Author Stephen Frost and Danny Kalman
Book discussed, 23 July 2019
Review by, Andrew Parrock 

This book tells the story of diversity in organisations, how it evolves over time from a ‘box-ticking and quotas’ system imposed on an organisation (diversity 1.0), through a process that could add value, but still needs to be imposed and actively managed (diversity 2.0), onto a business strategy. If it is adopted by an organisation wholeheartedly, it increases the organisation’s effectiveness.

The core idea is that to produce the third level (inclusion 3.0), organisations must become aware of their historically derived culture (‘segregated thinking’ that automatically classifies people into groups).  The variety of individual cognitive biases for marrying inclusion with diversity, which treats people as individuals, and recognises that diversity of thinking, when combined into teams, creates better results.
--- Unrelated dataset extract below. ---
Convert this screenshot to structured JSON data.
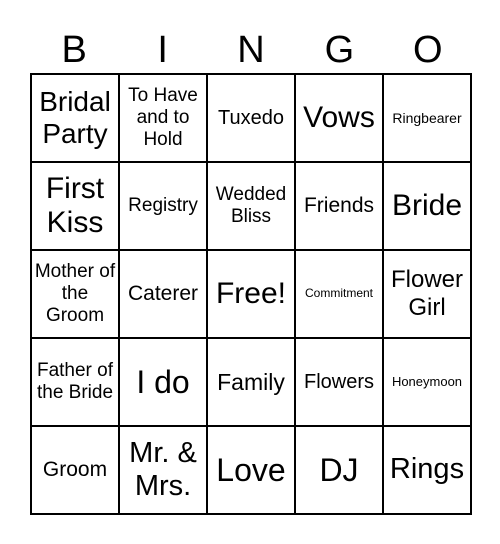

Then the true talent in an organisation can be recognised and developed. 

The challenge of inclusive talent management is met, when it is applied to recruitment, promotions, development, retention and leadership. This requires the system to be changed by addressing cultural issues in small and imperceptible nudges for changing personal behaviour by conscious leadership. 

This book looks at the benefits for an organisation of becoming truly inclusive and the dangers if it does not. It provides practical examples of how to do this based on real examples. The author’s quote, “The book is urgent and required reading for anyone in a leadership or decision-making position, anyone who manages people and for anyone who cares about the future of our global economy and society.”